I have already blogged about this topic http://s782639264.onlinehome.us/?p=298 on my own, but seeing as there is so much that I wish you would know about living with Type 1 diabetes, that I am going to write another one today.
1. Diabetes is always on my mind, yet is it never on my mind.
Huh?
Let me explain.
When you and I are having a conversation about the new salad restaurant that opened in our town, I am listening. I am following along, thinking about what kind of salad I would get if we decided to go to lunch one day…and then I hear an ambulance…As I live only 2 blocks to school my thoughts immediately jump to figuring out where the siren is going (towards the school?) and if my son could have dropped so low that they were forced to give glucagon and call 911. So, yeah, I was in the salad restaurant conversation, but in a heart beat I am out of it.
2. Diabetes is the absolute last thing when I think about my son, yet it’s the first.
Huh?
Let me explain.
When I see my son, I see a gorgeous, intelligent, funny, lanky, bike riding 8 year old. I see a kid that makes me smile and cringe at least 100 times a day. I see a great big brother and an annoying big brother. I see a kid that loves his waffles with chocolate chips for breakfast.
Then I see diabetes. When I see a bike riding 8 year old riding a bit too slow, I wonder if he is going low. When I see an annoying big brother just getting a bit too much, I wonder if he is going high. When I see a kid that loves waffles turn his nose up at them, I wonder if he has ketones that are making his belly hurt.
3. Diabetes is the first thing that pops in my mind, but the last thing I would ever say.
Huh?
Let me explain.
My son is a dreamer. He is brilliant. He has all these plans for when he gets older that he is going to fly out into Space as well as explore the deepest depths of the oceans. He talks about climbing mountains and backpacking across Europe. He wants to travel across the US in an RV for one summer (ok, that’s my idea too).

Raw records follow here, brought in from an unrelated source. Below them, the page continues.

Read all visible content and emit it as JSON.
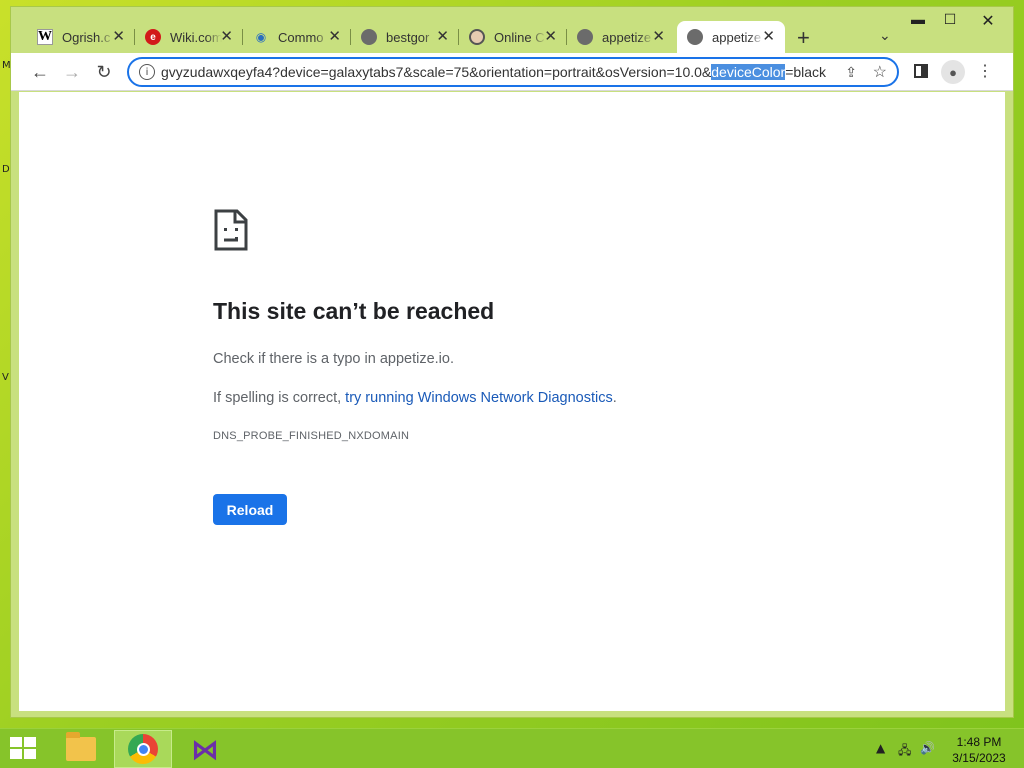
{
  "desktop": {
    "edge_letters": [
      "M",
      "D",
      "V"
    ]
  },
  "tabs": [
    {
      "title": "Ogrish.c",
      "favicon": "wikipedia-w-icon"
    },
    {
      "title": "Wiki.com",
      "favicon": "wiki-com-icon"
    },
    {
      "title": "Commo",
      "favicon": "commons-drop-icon"
    },
    {
      "title": "bestgor",
      "favicon": "globe-icon"
    },
    {
      "title": "Online C",
      "favicon": "person-icon"
    },
    {
      "title": "appetize",
      "favicon": "globe-icon"
    },
    {
      "title": "appetize",
      "favicon": "globe-icon",
      "active": true
    }
  ],
  "omnibox": {
    "url_before": "gvyzudawxqeyfa4?device=galaxytabs7&scale=75&orientation=portrait&osVersion=10.0&",
    "url_selected": "deviceColor",
    "url_after": "=black"
  },
  "error": {
    "title": "This site can’t be reached",
    "line1": "Check if there is a typo in appetize.io.",
    "line2_prefix": "If spelling is correct, ",
    "line2_link": "try running Windows Network Diagnostics",
    "line2_suffix": ".",
    "code": "DNS_PROBE_FINISHED_NXDOMAIN",
    "reload_label": "Reload"
  },
  "taskbar": {
    "time": "1:48 PM",
    "date": "3/15/2023"
  },
  "colors": {
    "accent": "#1a73e8",
    "link": "#1a5ab8",
    "desktop": "#9ccf22"
  }
}
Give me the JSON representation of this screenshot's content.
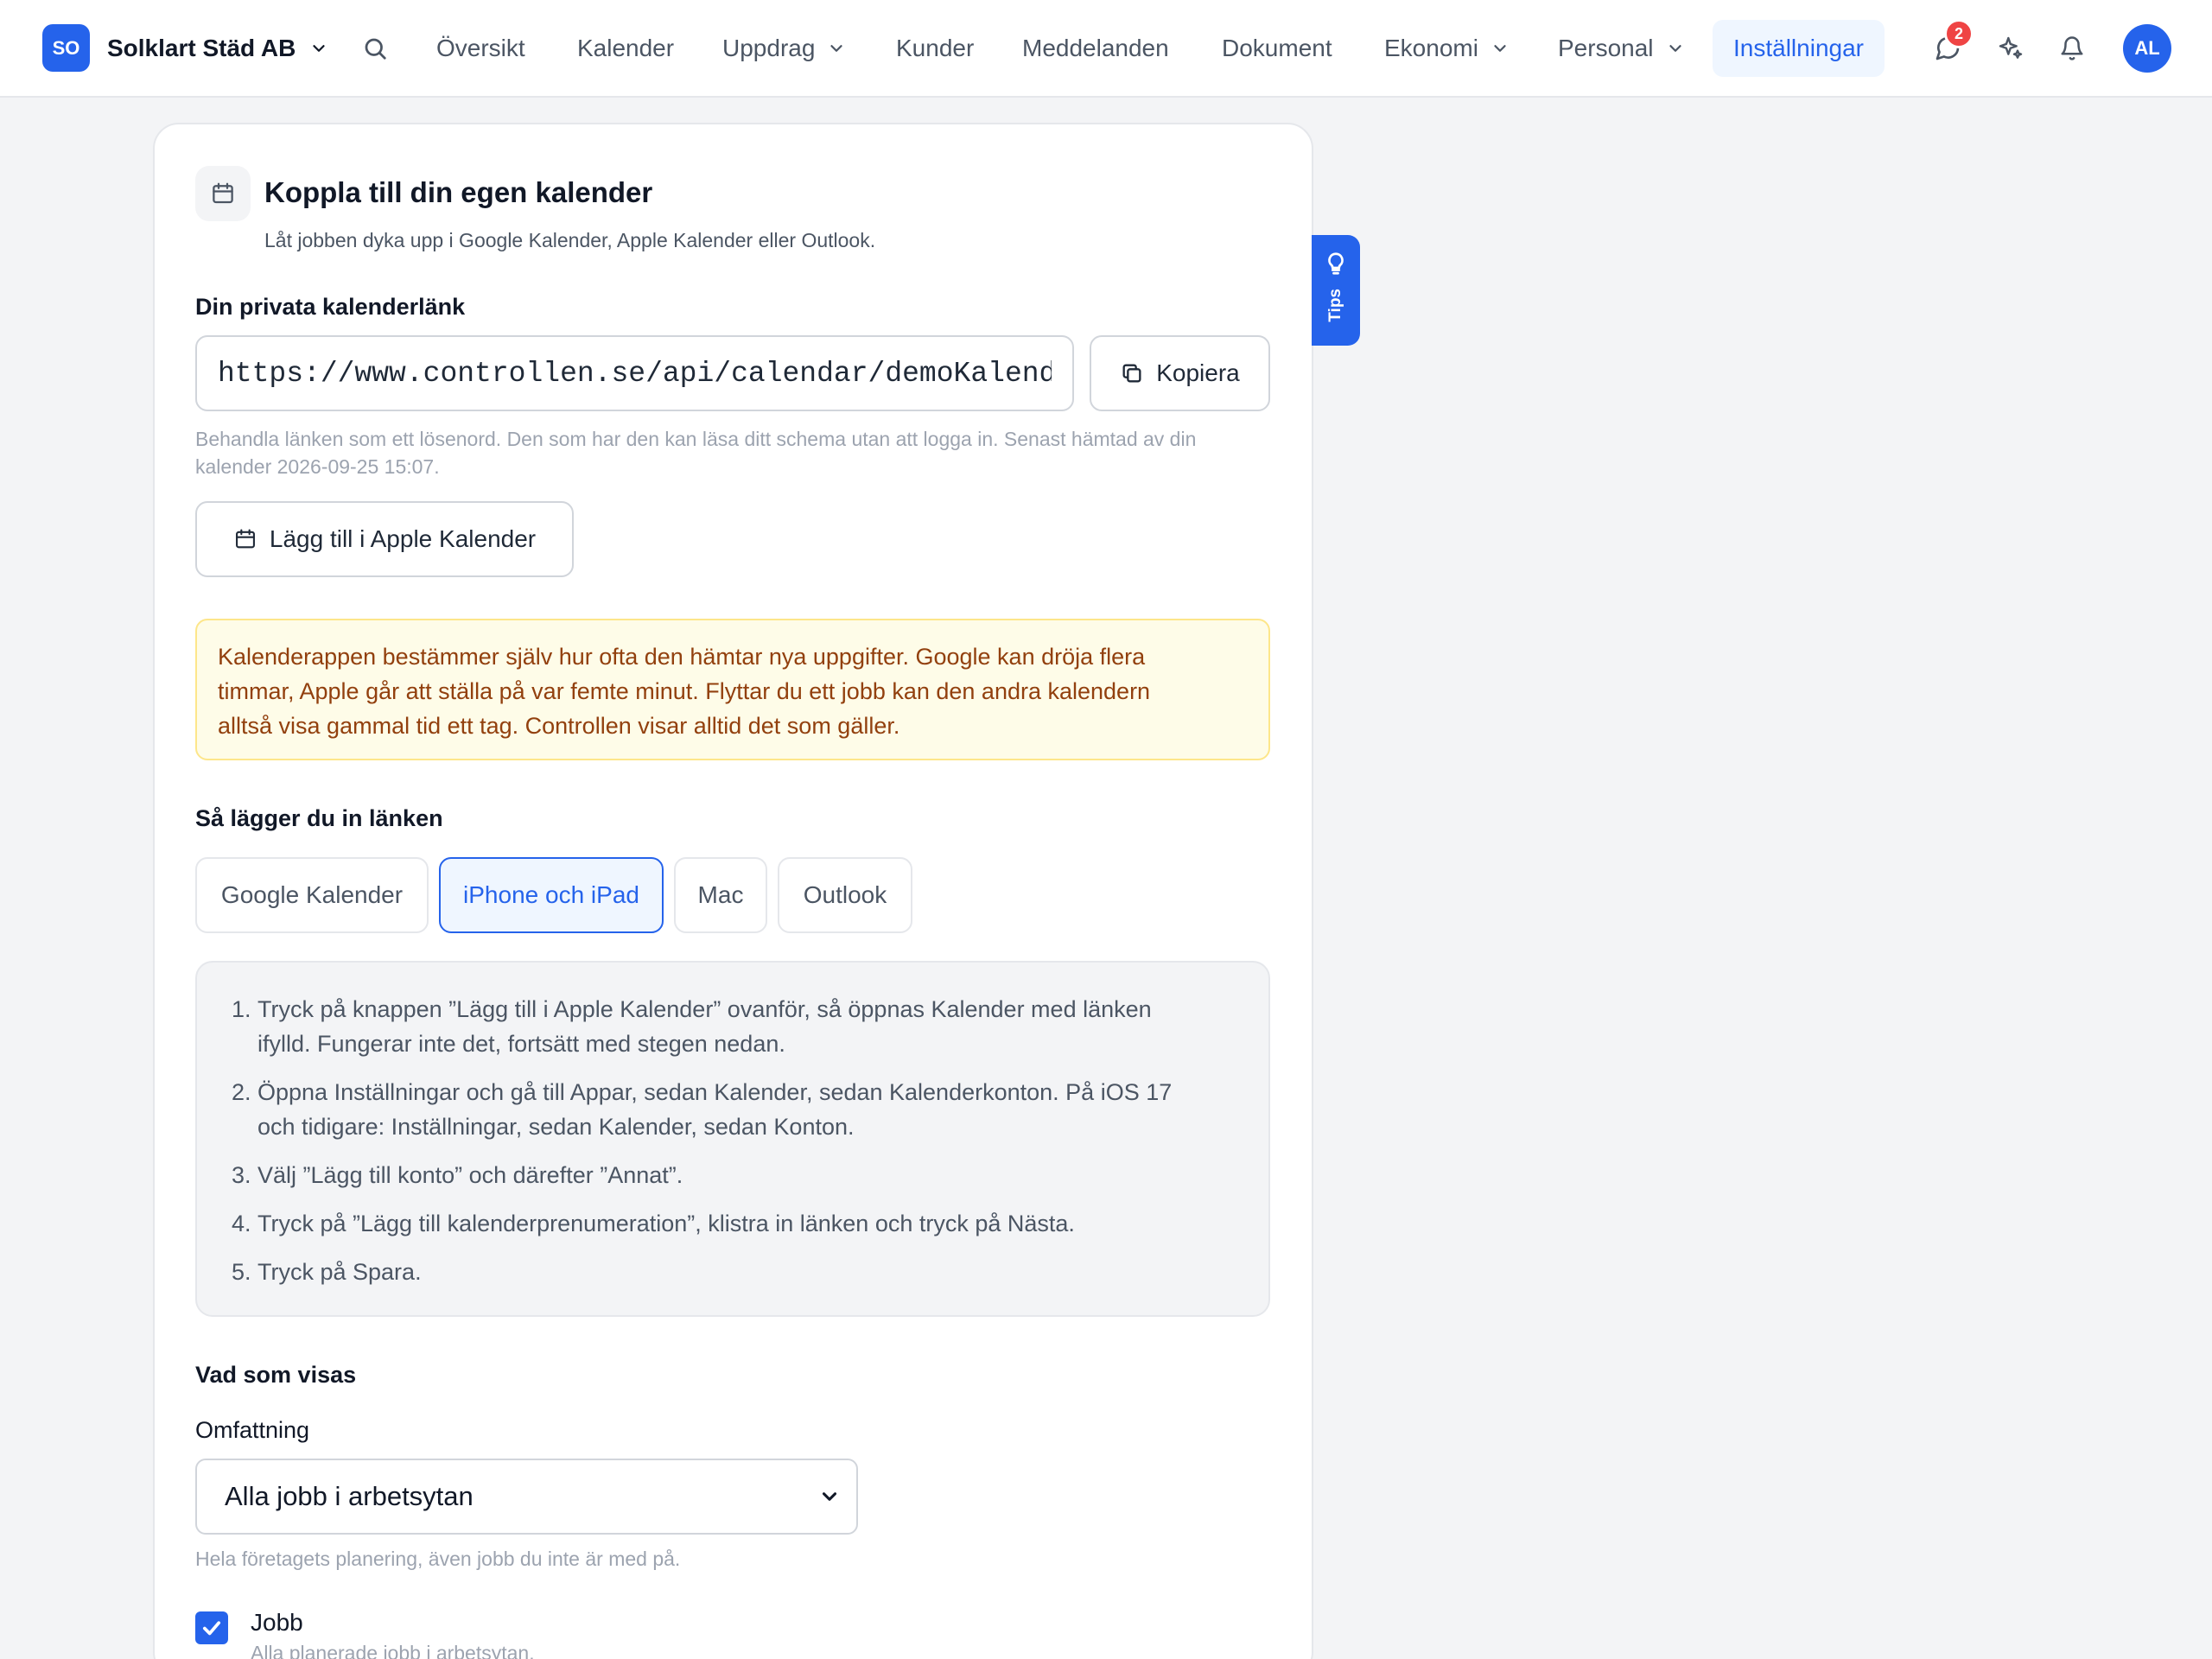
{
  "header": {
    "logo_initials": "SO",
    "company_name": "Solklart Städ AB",
    "nav": {
      "overview": "Översikt",
      "calendar": "Kalender",
      "assignments": "Uppdrag",
      "customers": "Kunder",
      "messages": "Meddelanden",
      "documents": "Dokument",
      "economy": "Ekonomi",
      "staff": "Personal",
      "settings": "Inställningar"
    },
    "messages_badge": "2",
    "avatar_initials": "AL"
  },
  "card": {
    "title": "Koppla till din egen kalender",
    "subtitle": "Låt jobben dyka upp i Google Kalender, Apple Kalender eller Outlook.",
    "link_label": "Din privata kalenderlänk",
    "link_value": "https://www.controllen.se/api/calendar/demoKalender",
    "copy_button": "Kopiera",
    "link_help_line1": "Behandla länken som ett lösenord. Den som har den kan läsa ditt schema utan att logga in. Senast hämtad av din",
    "link_help_line2": "kalender 2026-09-25 15:07.",
    "apple_button": "Lägg till i Apple Kalender",
    "warning_line1": "Kalenderappen bestämmer själv hur ofta den hämtar nya uppgifter. Google kan dröja flera",
    "warning_line2": "timmar, Apple går att ställa på var femte minut. Flyttar du ett jobb kan den andra kalendern",
    "warning_line3": "alltså visa gammal tid ett tag. Controllen visar alltid det som gäller.",
    "howto_title": "Så lägger du in länken",
    "tabs": {
      "google": "Google Kalender",
      "iphone": "iPhone och iPad",
      "mac": "Mac",
      "outlook": "Outlook"
    },
    "steps": [
      {
        "num": "1.",
        "line1": "Tryck på knappen ”Lägg till i Apple Kalender” ovanför, så öppnas Kalender med länken",
        "line2": "ifylld. Fungerar inte det, fortsätt med stegen nedan."
      },
      {
        "num": "2.",
        "line1": "Öppna Inställningar och gå till Appar, sedan Kalender, sedan Kalenderkonton. På iOS 17",
        "line2": "och tidigare: Inställningar, sedan Kalender, sedan Konton."
      },
      {
        "num": "3.",
        "line1": "Välj ”Lägg till konto” och därefter ”Annat”."
      },
      {
        "num": "4.",
        "line1": "Tryck på ”Lägg till kalenderprenumeration”, klistra in länken och tryck på Nästa."
      },
      {
        "num": "5.",
        "line1": "Tryck på Spara."
      }
    ],
    "shown_title": "Vad som visas",
    "scope_label": "Omfattning",
    "scope_value": "Alla jobb i arbetsytan",
    "scope_help": "Hela företagets planering, även jobb du inte är med på.",
    "jobs_label": "Jobb",
    "jobs_help": "Alla planerade jobb i arbetsytan."
  },
  "tips_label": "Tips",
  "colors": {
    "accent": "#2563eb",
    "warning_bg": "#fefce8",
    "warning_text": "#92400e",
    "badge": "#ef4444"
  }
}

When he talks about these things with immense excitement I think about his diabetes care, where he will get insulin while backpacking. I wonder how he will keep his insulin cold while travelling to Space. I am concerned what will he do if he goes low while scuba diving in Belize.
When he talks about these things I say it will be awesome, honey. I say that sounds exciting, I can’t wait for you to do it. I say you are going to have an awesome time.
Diabetes is here and it’s here to stay. I do my best to keep it out of my thoughts, my mind and my spoken word. We know it’s here, we know we have to deal with it, but we don’t have to give it center stage.